Regarding skeletal measurements for ancestry estimation, it should be recognized that some populations are poorly described in the published literature. Therefore, more comprehensive databases of missing persons are required to enhance identification efforts. In addition, it is crucial to consider that cranial features and measurements are phenotypic characteristics that are partially determined by heritability and influenced by the environment [58], and as noted above, are changing through time and especially with increased admixture in contemporary populations.

The literature clearly indicates that the majority of forensic anthropology ancestry studies focused broadly on the skull, despite bones such as the femur and tibia also potentially providing useful information [3]. Thus, further research addressing other skeletal measurements based on CT imaging is needed to assess the feasibility of ancestry estimation.

This study demonstrated several limitations.
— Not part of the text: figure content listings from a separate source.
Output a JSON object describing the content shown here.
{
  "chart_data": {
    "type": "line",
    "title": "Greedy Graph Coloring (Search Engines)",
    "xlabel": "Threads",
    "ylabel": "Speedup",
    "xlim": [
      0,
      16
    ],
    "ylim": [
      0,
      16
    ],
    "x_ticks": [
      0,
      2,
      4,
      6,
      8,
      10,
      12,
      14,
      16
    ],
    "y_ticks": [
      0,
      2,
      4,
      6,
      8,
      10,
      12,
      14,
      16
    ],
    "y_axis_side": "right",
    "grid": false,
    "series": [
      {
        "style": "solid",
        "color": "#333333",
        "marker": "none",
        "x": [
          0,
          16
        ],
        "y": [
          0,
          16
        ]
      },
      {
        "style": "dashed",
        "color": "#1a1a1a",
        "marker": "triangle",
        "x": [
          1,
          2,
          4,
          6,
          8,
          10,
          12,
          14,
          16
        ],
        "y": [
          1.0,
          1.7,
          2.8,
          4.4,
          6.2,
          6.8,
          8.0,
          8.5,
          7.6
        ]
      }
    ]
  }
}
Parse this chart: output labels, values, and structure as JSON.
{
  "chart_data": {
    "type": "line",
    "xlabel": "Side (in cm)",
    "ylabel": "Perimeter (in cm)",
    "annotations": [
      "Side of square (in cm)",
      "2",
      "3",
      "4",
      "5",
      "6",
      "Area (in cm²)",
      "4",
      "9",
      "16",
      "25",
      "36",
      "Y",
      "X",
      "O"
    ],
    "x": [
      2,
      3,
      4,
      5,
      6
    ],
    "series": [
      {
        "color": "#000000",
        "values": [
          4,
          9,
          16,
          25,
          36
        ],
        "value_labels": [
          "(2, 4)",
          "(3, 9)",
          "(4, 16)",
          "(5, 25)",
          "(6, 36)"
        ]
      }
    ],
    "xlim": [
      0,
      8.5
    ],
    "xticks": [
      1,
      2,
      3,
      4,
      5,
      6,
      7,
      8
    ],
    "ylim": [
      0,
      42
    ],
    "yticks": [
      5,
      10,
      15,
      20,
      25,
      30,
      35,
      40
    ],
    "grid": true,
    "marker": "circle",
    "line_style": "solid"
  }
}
First, data were collected from two different facilities using 16- and 64-row detector CT systems, with different conditions for the reconstructed images. Although these issues were not expected to significantly affect the measurements, it would be more appropriate to use the same detector CT images under the same conditions. Second, PMCT data and CT data from living patients were used in this study. Although it is unlikely that the shape or measurements change significantly between ante- and post-mortem human remains, the difference was not investigated in the present study. Third, morphometric geometric analysis may detect other significant differences by detailing differences due to cranial size and shape [59, 60].

Conclusions

This study demonstrated that cranial measurements derived in 3D CT images are useful for the accurate statistical classification of Japanese and Western Australian individuals. This is the first study to investigate the feasibility of ancestry estimation using 3D CT images of cranial measurements. Further CT data involving other populations should be collected to enable research of more diverse populations across the globe. In addition, further research addressing other skeletal measurements based on CT imaging to estimate ancestry is required.